Lost in the outcry over the Cannes Jury’s decision last night to give its top two prizes to movies that have either divided or enraged critics has been the happy fact that Silicon Valley’s Hooli CEO Gavin Belson, known in the world of reality as Matt Ross, also won a major directing prize at the festival. Ross’s film, Captain Fantastic, is a crowd-pleasing cross between The Swiss Family Robinson and Little Miss Sunshine for a Bernie Sanders era. It’s about progressive super-dad Ben (a very beard-y Viggo Mortensen), who’s raising his six incredibly attractive and precocious kids off the grid in a yurt in rural Washington. They hunt as a rite of passage, do running drills up hills, get quizzed on the Constitution and Marx, and are completely cut off from cell phones and televisions, until they find out that their bipolar mother has killed herself, and they must re-enter the modern world to attend her funeral. And somehow, with that premise, it manages to be the kind of movie that leaves you grinning while walking out of the theater; at both Sundance, where it debuted, and Cannes it got lengthy standing ovations. It also won Ross the Best Director prize for Cannes’s Un Certain Regard competition for first- and second-time filmmakers. (Ross’s first feature was 2012’s 28 Hotel Rooms.)
The most amazing thing about Captain Fantastic may be the shock of seeing Ross at Q&As and thinking, The guy with Gavin Belson’s face directed this? I agree with Variety’s Peter Debruge that this movie is so assured and arresting in its ability to incite excitement that it could “pass for a fourth or fifth feature.” Plus, it’s fascinating just how directly in conflict the movie’s anti-capitalist themes of mountain men versus corporate drones are with Ross’s character on Silicon Valley, who would make corporate drones of all of us if he could, and then meditate.
Ross wrote Captain Fantastic years before signing on for Silicon Valley, so it’s not a reaction to the HBO show’s world. Ross made his first short film in 1997, so, he says, “It’s a coincidence, frankly, that I happen to be on a show that’s as successful at the same time that this is happening.” He sees the movie as being less about his childhood than about his current reality as a father (“the movie was a way for me to construct or contextualize or dramatize questions I have about being a parent, and frankly, about being a man,” he says), though he concedes that he did grow up living on various communes his mother started. During summers, they lived in a tepee, which is featured in the movie. And like the Fantastic family, Ross actually does celebrate Noam Chomsky day, which is a holiday he invented. In the movie, Mortensen’s Ben marks the occasion by giving the older kids hunting weapons and the 6-year-old who asked about the birds and the bees a copy of The Joy of Sex.

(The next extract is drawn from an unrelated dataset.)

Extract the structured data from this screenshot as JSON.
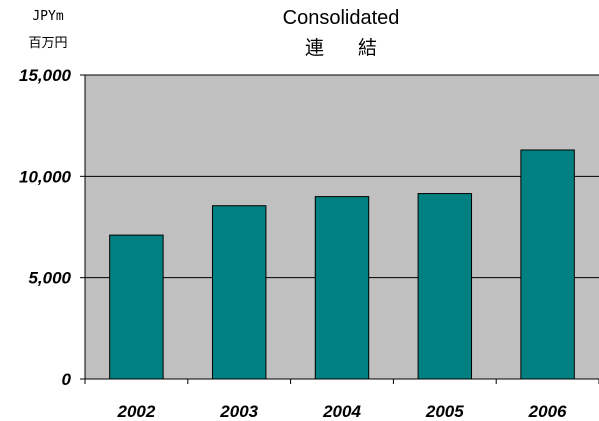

Ross’s trip to get back to Cannes to claim his prize in a lot of ways mirrors the school bus trek Ben and his brood of hippie kids take to bury his wife and their mother. Like most people who have movies at the fest, Ross left town after it had screened and took his kids, who go to a French-American school in the States, to Paris for the first time. “I think we had all just eaten a pastry and then we were at this costume museum and we got a phone call to come back,” says Ross. The call was vague, just that the movie was going to win something and they’d like him to be present. “It was out of a bad movie, frankly, we were running back to our Airbnb and packing four people, clothes everywhere, jumped in a cab, raced to the airport, which actually wound up being the wrong airport.” They got to Cannes just as the ceremony was starting, and had to jump out of a car in their dresses and tuxes and run five blocks to the Palais because traffic was so bad. Ross had been sure it would be an acting prize for Mortensen, “which I would love to happen because I think he’s brilliant in the film,” he says. “But winning the directing award was, for me, about as special as anything I would’ve hoped for.”